Carbon nanotubes

Published : Apr 13, 2016 12:30 IST

ONE of the main reasons for limiting the operating lifetime of nuclear reactors is that metals exposed to the strong radiation environment near the reactor core become porous and brittle, which can lead to cracking and failure. Scientists at the Massachusetts Institute of Technology (MIT), U.S., and collaborators from Texas A&M University, and universities in South Korea, Chile and Argentina, have found that adding a tiny quantity of carbon nanotubes (CNTs) to the metal can dramatically slow this breakdown process. For now, the method has only proved effective for aluminium, which limits its applications to the lower-temperature environments found in research reactors. The team said the method might also be usable in the higher-temperature alloys used in commercial reactors. The findings were described in a recent issue of Nano Energy.
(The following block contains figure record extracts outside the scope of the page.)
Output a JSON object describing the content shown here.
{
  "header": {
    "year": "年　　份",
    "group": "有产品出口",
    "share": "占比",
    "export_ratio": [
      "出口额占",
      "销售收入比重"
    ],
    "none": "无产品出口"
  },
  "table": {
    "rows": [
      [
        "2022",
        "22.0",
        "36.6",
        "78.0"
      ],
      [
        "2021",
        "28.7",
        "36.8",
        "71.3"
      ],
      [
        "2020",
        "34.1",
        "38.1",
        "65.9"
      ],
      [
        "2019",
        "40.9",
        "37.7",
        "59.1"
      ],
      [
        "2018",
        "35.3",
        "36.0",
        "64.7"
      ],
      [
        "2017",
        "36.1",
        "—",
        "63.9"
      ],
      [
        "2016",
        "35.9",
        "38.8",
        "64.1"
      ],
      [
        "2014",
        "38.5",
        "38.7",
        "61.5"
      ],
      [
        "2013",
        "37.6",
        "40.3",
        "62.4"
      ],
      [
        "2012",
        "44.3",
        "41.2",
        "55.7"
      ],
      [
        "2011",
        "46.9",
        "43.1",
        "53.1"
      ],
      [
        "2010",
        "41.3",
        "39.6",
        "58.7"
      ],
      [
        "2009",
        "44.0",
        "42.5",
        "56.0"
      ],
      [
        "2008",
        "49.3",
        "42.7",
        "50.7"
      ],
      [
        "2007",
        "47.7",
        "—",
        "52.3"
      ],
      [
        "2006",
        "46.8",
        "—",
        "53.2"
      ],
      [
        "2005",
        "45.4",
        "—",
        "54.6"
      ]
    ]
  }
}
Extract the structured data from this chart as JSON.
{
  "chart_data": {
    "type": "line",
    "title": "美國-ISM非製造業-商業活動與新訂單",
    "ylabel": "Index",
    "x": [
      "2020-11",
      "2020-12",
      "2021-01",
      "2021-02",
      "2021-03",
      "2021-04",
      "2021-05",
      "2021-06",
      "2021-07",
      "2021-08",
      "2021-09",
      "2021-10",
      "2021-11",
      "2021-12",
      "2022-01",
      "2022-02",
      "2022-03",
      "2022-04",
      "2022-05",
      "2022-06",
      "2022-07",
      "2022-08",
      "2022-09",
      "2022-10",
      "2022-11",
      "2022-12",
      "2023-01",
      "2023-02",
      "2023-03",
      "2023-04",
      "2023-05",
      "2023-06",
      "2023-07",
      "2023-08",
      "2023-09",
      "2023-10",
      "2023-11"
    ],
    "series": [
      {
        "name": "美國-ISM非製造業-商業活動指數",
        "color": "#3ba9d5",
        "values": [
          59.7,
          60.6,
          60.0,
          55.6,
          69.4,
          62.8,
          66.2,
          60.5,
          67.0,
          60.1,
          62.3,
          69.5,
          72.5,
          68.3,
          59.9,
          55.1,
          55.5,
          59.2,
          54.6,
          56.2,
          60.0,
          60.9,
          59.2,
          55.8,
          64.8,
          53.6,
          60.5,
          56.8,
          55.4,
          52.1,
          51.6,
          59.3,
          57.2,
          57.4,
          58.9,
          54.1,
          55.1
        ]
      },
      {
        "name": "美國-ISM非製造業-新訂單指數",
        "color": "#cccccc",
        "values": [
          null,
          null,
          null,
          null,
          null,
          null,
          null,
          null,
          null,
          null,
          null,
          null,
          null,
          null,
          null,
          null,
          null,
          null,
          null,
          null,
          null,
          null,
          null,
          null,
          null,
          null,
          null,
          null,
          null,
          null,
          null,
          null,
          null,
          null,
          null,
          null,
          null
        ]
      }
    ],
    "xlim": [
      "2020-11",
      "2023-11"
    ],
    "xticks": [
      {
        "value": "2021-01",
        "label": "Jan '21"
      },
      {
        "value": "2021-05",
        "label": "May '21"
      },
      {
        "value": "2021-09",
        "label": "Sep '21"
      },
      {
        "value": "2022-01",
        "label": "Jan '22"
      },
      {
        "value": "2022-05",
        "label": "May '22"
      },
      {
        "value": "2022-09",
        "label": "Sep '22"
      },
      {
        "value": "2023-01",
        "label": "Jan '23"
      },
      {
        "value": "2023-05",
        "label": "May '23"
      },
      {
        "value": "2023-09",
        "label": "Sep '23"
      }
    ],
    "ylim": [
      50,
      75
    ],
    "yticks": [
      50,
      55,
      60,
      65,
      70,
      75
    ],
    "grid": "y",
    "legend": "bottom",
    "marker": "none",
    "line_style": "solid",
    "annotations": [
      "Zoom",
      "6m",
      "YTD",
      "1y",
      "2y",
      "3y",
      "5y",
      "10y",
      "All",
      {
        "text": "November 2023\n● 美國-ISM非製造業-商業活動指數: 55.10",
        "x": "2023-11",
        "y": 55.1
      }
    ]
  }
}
Aluminium is currently used in not only research reactor components but also nuclear batteries and spacecraft and has been proposed as a material for storage containers for nuclear waste. So, improving its operating lifetime could have significant benefits, said Ju Li of MIT, the lead author of the work. The metal with CNTs uniformly dispersed inside “is designed to mitigate radiation damage” for long periods without degrading, said Kang Pyo So of MIT, co-author of the paper. Helium from radiation transmutation takes up residence inside metals and causes the material to become riddled with tiny bubbles along grain boundaries and progressively more brittle, the researchers explained. The nanotubes, despite only making up a small fraction of the volume—less than 2 per cent and about 1 per cent by weight—can form a percolating, one-dimensional transport network that provides pathways for the helium to leak out instead of being trapped within the metal, where it can continue to do damage, they pointed out. The huge total interfacial area of these one-dimensional nanostructures provides a way for radiation-induced point defects to recombine in the metal, alleviating a process that also leads to embrittlement. For a given amount of exposure to radiation, tests have shown the amount of embrittlement is reduced about five- to tenfold. The composite can be manufactured at low cost by common industrial methods and is already being produced by the tonne by manufacturers in South Korea for the automotive industry.

While the material used for testing was aluminium, the team plans to run similar tests with zirconium, a metal widely used for high-temperature reactor applications such as the cladding of nuclear fuel pellets. “We think this is a generic property of metal-CNT systems,” he said.